Sometimes it isn’t a surgery or a drug that gives our patients healing. It’s the very real power and hope of religious faith that gets them through the long days and longer years of difficult lives.
Thanks for writing this. I'm a hospital chaplain and write about my work in my substack publication - https://journeyingalongside.substack.com/
I lead the Spiritual Care department at a large, Level 1 Trauma Center as well as run training programs for chaplain interns/residents and teach spirituality and religion in our medical school.
I could go on for paragraphs about the lack of resources and professionalism in the field of professional chaplaincy. I am sure the rural hospitals ran into a lack of funding, as that is true for so many places and not seeing spiritual support as a regulatory requirement - which it is - not just a "nice thing to have." It also gets into problems when we use volunteers (most of whom are untrained) to do a job. We would never expect nurses or social workers to volunteer their time.

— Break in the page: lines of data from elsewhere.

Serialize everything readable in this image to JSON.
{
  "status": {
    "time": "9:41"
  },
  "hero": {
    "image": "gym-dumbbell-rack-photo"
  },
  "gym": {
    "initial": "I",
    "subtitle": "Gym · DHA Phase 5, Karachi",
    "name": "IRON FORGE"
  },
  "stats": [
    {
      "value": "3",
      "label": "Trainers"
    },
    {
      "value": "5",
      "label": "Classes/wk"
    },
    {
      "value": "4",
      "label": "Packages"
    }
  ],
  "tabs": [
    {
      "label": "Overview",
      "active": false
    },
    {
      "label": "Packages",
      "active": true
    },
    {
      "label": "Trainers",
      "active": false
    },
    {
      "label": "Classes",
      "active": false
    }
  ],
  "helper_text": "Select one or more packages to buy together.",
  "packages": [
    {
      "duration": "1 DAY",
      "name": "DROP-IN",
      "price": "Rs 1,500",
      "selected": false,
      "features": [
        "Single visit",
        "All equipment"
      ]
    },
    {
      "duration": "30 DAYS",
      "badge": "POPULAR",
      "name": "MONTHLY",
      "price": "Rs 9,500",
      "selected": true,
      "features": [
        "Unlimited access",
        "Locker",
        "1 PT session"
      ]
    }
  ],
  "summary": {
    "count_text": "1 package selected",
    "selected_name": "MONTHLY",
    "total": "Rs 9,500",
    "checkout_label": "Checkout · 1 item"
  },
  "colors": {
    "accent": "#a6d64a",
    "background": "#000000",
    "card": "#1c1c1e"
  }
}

Thank you for being an advocate for the importance of chaplaincy. There are more research studies being done about the impact of spiritual care on clinical outcomes, which I find encouraging and can point you in that direction if you'd like to learn more.
Thank you for this excellent post Dr. Leap. And thank you for your work Christine. As a former nurse as well as a patient I can attest to the importance of spiritual care practice.